角川新字源の旧字体をAdobe-Japan1で再現してみる

  • 常用漢字旧字体は何文字あるのか。「五百数十文字」と言う人もいれば、「約700文字」と言う人もいる。もちろん、字書によってもまちまちである。以前、角川新字源で旧字体を数えてみたところ、816文字あった。知る限りにおいて、「常用漢字旧字体の数」としては、この数字が最大値である。
  • 一方、常用漢字表において「明治以来行われてきた活字の字体とのつながりを示すために」括弧内に示された旧字体(康煕別掲字)だけを数えるなら、357文字。OpenTypeフォントの'trad'タグによってグリフが置換されるのは、常用漢字については(若干の例外はあるが)これだけである。
  • しかしAdobe-Japan1は、康煕別掲字以外にも数多くの旧字体を含んでおり、これらは'trad'タグによって呼び出されることはない。そこで、角川新字源の旧字体Adobe-Japan1でどの程度再現できるのか、少しだけ試してみた。

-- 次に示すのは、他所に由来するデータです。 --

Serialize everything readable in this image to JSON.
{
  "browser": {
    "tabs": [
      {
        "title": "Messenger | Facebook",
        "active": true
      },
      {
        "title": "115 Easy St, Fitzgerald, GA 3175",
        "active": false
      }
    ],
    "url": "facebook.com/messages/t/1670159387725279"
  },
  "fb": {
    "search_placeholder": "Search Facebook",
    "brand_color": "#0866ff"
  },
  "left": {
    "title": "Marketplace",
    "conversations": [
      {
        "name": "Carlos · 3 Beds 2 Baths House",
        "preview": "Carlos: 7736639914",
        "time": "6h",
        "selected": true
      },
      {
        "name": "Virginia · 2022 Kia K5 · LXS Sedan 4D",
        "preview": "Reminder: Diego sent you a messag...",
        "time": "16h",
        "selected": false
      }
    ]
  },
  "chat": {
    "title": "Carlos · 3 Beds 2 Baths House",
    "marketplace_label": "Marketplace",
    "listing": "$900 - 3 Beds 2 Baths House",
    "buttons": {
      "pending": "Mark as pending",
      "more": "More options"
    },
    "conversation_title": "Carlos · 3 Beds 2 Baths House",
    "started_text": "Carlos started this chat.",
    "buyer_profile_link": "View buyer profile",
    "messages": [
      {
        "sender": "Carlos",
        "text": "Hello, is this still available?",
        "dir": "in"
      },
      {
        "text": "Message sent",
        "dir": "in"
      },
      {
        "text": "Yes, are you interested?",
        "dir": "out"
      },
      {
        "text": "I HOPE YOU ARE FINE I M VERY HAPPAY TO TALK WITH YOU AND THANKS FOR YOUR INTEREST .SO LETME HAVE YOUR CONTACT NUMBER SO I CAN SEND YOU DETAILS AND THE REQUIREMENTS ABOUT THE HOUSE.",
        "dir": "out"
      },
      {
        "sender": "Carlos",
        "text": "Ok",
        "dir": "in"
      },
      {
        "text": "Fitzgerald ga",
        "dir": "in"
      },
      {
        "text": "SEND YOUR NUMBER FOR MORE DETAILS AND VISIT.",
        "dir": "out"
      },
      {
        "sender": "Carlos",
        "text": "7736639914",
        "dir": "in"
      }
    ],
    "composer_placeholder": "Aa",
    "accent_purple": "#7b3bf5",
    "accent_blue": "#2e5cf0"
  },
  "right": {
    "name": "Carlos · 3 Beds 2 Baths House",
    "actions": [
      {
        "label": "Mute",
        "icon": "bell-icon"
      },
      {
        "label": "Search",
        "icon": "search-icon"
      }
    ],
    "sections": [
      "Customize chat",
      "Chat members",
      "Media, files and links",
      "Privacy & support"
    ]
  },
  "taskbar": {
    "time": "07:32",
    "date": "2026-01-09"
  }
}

  • 新字源の「旧字体が併記されている文字(新字体)」のリストから、JIS X 0208の区点番号順に24文字を選び(図のno change欄)、これに対して一律に'trad'タグを適用した(trad欄)。'trad'タグを適用してもグリフに変化がなかった場合、グレー地で示した。'trad'タグが無効だった文字のうち、手動で新字源の旧字体に切り換えることが可能であった場合、それをaalt欄に示した。trad欄およびaalt欄では、JIS X 0208に含まれる文字を水色地で、JIS X 0213に含まれる文字をピンク地で、それ以外を黄色地で示した。手動でも新字源の旧字体が再現できなかった場合(または注釈が必要な場合)のみ、Shinjigen欄にスキャン画像を掲げた。


  • 「醫」(3番目の図)は、一応「酉」の右の接触の有無を区別しておいたが、新字源においてこれが有意な区別であるかどうかは不明。
  • 「印」(4番目の図)については、小塚明朝の標準のグリフがすでに新字源の「旧字体」と一致する。新字源の「新字体」(偏の縦線が下に出ない形)は欄外に掲げた。
  • 以上のわずかな例からも明らかなように、新字源の旧字体はかなりクセが強く、一般的な旧字組みに適したようなものではないし、わたしはこのエントリを通して「Adobe-Japan1は新字源の旧字体を再現できないからダメだ」というようなことを主張するつもりはまったくない。
  • ただ、aalt欄に掲げた手動で切り換えられる文字は、旧字組みでは利用したいところだし、現行の'trad'タグ(多くの人名用漢字旧字体になってくれないという問題もある)とは異なる「旧字組み用タグ」があってもよいのではないかとは思う。